De schouder is een lichaamsdeel van het menselijk lichaam. In de menselijke anatomie wordt met de schouder het deel van het lichaam dat zich tussen de hals en bovenarm bevindt bedoeld.
Het schoudergewricht zorgt er voor dat we diverse (draai)bewegingen met de arm kunnen maken. Het schoudergewricht vormt de verbinding tussen de bovenarm en de romp en bestaat uit drie gewrichten. Deze worden het glenohumerale gewricht, het acromioclaviculaire gewricht en het sternoclaviculaire gewricht genoemd. Het schoudergewricht bestaat uit de kop van de bovenarm die zich in een komvormige opening van het schouderblad bevindt. Het schoudergewricht is een zogenaamde kogelgewricht, wat betekent dat het vrij kan ronddraaien. Het schoudergewricht is van diverse spieren en ligamenten voorzien die de schouder stevigheid en stabiliteit geven.

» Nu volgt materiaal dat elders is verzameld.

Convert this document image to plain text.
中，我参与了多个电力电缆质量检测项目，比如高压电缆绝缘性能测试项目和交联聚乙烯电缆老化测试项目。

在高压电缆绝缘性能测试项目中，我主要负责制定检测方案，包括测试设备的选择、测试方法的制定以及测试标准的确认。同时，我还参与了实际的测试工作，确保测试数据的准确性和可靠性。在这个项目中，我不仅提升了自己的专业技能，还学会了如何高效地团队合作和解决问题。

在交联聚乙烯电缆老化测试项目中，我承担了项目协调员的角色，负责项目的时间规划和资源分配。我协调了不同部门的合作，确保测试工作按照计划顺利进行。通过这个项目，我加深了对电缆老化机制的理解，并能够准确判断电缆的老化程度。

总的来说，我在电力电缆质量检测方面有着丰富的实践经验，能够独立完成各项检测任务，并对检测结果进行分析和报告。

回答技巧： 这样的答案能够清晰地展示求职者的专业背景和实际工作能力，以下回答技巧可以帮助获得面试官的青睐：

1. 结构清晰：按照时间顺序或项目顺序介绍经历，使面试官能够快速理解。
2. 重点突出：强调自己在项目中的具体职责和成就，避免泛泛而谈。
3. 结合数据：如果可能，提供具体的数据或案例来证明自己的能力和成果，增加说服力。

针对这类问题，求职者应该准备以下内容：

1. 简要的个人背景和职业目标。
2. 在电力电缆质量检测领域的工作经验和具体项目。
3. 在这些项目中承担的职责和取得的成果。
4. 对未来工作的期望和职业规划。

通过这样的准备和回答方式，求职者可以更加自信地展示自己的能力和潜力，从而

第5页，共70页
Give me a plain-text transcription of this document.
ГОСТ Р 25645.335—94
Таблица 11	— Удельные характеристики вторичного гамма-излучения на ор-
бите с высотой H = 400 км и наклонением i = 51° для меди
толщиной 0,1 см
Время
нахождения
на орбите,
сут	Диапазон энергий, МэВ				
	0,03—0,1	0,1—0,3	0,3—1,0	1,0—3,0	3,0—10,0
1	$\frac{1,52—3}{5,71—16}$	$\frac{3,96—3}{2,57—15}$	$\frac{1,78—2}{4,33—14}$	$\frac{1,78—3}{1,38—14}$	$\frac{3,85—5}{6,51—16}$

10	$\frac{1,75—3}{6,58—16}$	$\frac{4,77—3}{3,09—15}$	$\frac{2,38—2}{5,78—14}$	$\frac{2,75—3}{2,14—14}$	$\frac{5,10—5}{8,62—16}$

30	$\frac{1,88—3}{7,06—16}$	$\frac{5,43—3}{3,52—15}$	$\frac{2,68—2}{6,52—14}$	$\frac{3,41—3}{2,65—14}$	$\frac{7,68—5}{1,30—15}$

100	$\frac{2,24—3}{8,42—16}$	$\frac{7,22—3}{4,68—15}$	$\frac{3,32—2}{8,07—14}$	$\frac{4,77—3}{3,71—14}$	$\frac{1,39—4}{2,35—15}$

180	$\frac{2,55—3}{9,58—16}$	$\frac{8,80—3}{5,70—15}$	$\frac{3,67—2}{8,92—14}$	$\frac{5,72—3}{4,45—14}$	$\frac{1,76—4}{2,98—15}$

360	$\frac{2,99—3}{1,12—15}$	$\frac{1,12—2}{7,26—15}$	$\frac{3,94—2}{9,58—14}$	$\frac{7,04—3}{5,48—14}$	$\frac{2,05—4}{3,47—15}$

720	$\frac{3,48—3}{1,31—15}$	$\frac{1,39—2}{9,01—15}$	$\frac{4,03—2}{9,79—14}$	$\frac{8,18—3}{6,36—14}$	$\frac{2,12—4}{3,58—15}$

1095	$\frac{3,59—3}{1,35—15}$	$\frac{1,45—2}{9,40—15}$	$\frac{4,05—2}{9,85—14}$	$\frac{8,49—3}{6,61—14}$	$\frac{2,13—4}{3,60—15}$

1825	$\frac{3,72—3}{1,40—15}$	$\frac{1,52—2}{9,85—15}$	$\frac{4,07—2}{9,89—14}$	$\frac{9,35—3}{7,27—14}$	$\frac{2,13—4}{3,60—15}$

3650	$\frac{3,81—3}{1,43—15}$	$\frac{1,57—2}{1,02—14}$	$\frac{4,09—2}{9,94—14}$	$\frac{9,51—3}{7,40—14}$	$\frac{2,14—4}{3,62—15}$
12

Door de schouder kunnen we diverse bewegingen met de bovenarm maken. Deze bestaan uit: – Endorotatie: de handpalmen naar binnen en naar voren draaien – Exorotatie: de handpalmen naar buiten en naar voren draaien – Abductie: de arm zijwaarts van het lichaam wegdraaien – Adductie: de arm tegen het lichaam brengen – Anteflexie: de arm naar voren strekken – Retroflexie: de arm naar achteren uitstrekken
Verder bestaat de schouder uit het schouderblad (ook wel scapula genoemd) en het sleutelbeen (ook wel clavicula genoemd). Ook deze onderdelen van de schouder zorgen ervoor dat we complexe bewegingen met de armen kunnen maken.
Wanneer een van de drie gewrichten ontwricht raakt spreek men van een schouderluxatie. Een luxatie van het glenohumerale gewricht komt het meest voor.